Les nord-francophones
En France, mais aussi en Belgique, Canada, Suisse, le français est régulé par des instances officielles. Les dictionnaires, établis à Paris, intègrent de plus en plus des mots qui ne sont pas employés sur le territoire français, en les affublant de l’étiquette « régionalisme ».
La notion de français de référence est sous tension ….

Les sud-francophones
Dans ces pays, ex-colonies, « le français était la langue des colons, des élites, de l’émancipation, de la modernité, la langue convoitée à laquelle les indigènes n’avaient quasiment pas accès ».
Cette ambivalence a laissé des traces, encore présentes, et une forte insécurité linguistique. Elle favorise un conservatisme linguistique exacerbé et l’auto stigmatisation, de leurs créations néologiques ou de l’accent africain (« y’a bon Banania »).
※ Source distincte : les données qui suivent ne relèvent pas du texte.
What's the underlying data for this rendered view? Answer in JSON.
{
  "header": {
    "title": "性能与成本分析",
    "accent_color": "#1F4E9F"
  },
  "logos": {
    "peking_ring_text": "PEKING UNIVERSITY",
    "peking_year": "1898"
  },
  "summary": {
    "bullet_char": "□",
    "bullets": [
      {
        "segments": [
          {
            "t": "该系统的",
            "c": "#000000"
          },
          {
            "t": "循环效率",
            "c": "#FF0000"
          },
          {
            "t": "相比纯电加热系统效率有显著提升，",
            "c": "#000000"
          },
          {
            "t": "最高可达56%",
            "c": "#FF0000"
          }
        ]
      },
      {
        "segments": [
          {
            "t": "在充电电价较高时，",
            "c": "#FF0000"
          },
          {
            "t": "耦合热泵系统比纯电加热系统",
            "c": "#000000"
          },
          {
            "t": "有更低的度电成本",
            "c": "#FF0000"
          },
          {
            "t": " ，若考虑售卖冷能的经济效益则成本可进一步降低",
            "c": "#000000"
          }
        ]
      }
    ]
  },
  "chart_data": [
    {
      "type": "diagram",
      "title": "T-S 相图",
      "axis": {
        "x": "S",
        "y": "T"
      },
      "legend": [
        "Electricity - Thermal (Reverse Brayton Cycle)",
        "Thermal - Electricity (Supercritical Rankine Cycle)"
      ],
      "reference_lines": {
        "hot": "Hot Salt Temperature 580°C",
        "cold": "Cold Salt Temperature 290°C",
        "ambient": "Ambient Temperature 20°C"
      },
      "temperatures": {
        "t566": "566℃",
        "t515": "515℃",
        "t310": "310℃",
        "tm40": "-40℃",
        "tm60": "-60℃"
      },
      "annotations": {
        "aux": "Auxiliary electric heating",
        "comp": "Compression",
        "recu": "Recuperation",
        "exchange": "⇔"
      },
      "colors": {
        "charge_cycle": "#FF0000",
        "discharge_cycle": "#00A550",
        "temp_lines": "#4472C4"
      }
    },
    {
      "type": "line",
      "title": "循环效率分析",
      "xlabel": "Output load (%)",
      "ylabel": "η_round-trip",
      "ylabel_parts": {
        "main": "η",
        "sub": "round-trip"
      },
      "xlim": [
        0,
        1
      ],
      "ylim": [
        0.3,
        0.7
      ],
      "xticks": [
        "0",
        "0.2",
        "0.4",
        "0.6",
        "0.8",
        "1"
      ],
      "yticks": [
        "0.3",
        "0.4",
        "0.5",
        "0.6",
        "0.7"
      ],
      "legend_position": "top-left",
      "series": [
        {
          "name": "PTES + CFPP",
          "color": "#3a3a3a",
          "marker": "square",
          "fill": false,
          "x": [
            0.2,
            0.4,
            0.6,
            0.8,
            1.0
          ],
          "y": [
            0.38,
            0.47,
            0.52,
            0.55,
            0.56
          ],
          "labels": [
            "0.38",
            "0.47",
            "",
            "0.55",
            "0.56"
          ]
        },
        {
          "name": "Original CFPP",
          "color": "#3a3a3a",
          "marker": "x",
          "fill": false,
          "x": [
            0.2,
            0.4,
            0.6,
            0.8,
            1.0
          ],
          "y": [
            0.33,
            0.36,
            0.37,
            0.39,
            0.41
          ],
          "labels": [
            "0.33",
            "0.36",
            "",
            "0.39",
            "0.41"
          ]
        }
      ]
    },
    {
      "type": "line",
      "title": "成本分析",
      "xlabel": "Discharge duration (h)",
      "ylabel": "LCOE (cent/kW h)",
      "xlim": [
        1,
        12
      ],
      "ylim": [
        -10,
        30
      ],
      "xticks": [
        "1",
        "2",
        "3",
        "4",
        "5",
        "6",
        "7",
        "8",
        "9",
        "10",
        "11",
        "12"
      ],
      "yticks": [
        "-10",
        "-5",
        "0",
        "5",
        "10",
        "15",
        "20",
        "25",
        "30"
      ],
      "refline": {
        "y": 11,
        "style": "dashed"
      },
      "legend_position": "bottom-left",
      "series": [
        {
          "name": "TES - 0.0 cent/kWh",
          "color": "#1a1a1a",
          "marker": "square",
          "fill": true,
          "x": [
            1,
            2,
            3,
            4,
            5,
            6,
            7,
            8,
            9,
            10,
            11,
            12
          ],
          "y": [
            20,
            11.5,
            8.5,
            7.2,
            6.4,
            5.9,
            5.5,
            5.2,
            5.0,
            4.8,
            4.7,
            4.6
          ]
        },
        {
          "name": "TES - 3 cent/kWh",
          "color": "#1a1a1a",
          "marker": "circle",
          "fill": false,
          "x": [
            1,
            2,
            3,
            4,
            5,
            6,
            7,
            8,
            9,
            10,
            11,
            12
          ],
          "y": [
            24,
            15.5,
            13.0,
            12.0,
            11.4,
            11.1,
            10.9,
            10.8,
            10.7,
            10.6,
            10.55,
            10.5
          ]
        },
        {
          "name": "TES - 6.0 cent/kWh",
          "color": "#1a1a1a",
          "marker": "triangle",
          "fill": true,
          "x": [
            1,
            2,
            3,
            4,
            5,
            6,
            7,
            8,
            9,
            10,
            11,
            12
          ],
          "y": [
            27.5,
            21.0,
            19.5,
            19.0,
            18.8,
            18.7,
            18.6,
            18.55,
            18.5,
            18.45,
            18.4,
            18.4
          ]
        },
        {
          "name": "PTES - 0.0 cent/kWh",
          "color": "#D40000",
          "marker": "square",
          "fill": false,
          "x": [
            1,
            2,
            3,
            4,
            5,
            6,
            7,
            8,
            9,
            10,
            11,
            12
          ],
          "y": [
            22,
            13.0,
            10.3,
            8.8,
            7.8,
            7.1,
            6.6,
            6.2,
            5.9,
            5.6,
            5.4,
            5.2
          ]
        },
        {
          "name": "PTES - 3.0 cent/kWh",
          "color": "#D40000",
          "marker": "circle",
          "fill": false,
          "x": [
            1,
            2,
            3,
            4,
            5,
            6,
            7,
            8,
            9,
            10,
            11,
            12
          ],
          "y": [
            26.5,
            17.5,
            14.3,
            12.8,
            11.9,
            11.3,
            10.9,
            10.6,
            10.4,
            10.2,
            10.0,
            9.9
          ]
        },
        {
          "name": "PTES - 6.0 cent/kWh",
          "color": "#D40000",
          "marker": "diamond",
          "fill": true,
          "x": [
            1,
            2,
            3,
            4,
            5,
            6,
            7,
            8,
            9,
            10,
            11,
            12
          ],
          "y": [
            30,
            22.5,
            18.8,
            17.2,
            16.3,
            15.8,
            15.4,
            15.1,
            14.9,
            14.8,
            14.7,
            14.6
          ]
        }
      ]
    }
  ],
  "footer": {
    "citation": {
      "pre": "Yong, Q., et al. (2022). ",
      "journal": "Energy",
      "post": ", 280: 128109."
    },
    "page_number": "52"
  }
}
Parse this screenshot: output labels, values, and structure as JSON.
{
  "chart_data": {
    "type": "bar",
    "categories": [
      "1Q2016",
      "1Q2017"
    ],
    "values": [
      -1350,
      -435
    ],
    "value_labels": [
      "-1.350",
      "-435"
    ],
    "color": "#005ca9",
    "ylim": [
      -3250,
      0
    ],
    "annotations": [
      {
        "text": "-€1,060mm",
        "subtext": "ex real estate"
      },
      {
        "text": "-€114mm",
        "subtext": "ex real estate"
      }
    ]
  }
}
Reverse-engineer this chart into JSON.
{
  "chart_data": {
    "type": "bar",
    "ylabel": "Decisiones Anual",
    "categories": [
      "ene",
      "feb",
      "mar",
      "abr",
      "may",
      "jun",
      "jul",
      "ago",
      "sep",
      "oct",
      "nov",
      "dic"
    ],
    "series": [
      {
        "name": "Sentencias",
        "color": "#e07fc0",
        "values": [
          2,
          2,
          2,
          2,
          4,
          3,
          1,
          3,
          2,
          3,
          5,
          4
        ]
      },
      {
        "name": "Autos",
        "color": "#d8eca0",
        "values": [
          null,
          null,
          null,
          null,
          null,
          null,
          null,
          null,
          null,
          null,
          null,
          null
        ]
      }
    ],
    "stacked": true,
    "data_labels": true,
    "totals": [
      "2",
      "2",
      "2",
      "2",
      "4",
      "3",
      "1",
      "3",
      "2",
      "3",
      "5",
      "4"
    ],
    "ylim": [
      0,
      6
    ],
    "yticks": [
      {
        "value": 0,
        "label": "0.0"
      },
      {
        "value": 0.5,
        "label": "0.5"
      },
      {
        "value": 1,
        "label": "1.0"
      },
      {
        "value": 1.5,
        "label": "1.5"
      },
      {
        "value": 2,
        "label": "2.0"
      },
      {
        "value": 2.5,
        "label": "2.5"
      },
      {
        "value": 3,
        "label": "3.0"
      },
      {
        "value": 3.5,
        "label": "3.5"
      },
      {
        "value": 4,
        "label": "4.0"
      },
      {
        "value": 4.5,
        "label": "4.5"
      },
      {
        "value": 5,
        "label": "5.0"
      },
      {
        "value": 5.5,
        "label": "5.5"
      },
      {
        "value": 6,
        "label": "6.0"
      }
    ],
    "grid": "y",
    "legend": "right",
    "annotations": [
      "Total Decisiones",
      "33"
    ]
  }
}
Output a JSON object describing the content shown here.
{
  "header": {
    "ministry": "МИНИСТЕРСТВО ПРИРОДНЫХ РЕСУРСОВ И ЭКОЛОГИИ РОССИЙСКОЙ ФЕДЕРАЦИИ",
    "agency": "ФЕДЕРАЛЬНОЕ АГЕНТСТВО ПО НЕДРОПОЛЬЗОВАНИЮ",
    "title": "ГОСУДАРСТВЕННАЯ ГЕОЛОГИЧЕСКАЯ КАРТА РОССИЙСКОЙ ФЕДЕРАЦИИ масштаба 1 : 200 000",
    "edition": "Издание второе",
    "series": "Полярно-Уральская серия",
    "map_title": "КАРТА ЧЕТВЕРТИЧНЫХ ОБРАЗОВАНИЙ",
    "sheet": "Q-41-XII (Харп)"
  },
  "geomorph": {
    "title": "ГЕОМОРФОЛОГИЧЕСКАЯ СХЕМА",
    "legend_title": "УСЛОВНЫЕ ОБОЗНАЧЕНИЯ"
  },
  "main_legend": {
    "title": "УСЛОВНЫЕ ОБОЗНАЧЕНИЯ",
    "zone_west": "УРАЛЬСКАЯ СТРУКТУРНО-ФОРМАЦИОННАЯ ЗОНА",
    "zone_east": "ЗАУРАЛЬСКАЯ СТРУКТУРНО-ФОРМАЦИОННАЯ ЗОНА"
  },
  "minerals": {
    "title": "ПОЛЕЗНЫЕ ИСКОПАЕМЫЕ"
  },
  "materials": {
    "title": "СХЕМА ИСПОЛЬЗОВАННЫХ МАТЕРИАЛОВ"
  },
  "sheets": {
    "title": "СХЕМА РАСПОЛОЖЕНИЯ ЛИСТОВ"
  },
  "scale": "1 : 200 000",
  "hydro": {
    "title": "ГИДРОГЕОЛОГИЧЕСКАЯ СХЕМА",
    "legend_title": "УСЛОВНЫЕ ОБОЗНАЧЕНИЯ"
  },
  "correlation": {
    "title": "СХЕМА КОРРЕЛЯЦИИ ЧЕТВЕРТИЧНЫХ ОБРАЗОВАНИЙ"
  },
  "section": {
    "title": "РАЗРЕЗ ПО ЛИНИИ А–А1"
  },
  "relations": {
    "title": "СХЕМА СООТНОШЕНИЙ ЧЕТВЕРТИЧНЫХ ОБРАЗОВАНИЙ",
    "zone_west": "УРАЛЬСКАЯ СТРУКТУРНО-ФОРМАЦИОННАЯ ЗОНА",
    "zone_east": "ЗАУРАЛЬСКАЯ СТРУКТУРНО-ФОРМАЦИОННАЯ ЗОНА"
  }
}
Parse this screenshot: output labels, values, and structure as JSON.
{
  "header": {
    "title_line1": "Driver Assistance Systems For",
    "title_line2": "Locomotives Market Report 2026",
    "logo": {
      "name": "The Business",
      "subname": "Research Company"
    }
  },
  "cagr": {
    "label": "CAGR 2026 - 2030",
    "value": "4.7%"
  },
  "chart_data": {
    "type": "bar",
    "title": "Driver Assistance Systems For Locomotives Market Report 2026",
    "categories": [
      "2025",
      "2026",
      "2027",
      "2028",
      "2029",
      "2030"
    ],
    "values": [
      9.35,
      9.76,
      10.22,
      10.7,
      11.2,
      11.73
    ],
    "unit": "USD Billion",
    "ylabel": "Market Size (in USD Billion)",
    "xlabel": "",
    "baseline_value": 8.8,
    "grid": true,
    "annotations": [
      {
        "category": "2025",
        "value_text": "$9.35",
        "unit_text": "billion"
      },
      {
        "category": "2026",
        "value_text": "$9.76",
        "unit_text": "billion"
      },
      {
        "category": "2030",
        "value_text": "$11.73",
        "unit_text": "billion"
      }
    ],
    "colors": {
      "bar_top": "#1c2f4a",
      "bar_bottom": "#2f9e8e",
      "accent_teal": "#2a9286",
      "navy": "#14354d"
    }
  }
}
Les Français sont des francophones comme les autres
On a séparé artificiellement les littératures « française » et « francophone », comme si cette dernière n’avait pas la même légitimité.
Cette division n’existe pas, à notre époque où nous défendons un multilatéralisme que nous ferions bien d’appliquer également à la francophonie.

En France, des dizaines de langues coexistent
Le rapport Cerquiglini en comptait 75 en 1999, de l’alsacien au basque, du corse au breton, en passant par les créoles, les langues parlées en Guyane ou en Nouvelle-Calédonie …
« Même si le français y tient une place centrale, la France est un pays plurilingue, comme les autres pays francophones ».
Mais il nous est impossible de signer la Charte européenne des langues régionales. L’article 2 de notre Constitution spécifie en effet que : « La langue de la République est le français ».

Kinshasa, en République démocratique du Congo, 17 millions d’habitants, est la plus grande ville francophone du monde. L’avenir du français en tant que langue planétaire se joue en Afrique !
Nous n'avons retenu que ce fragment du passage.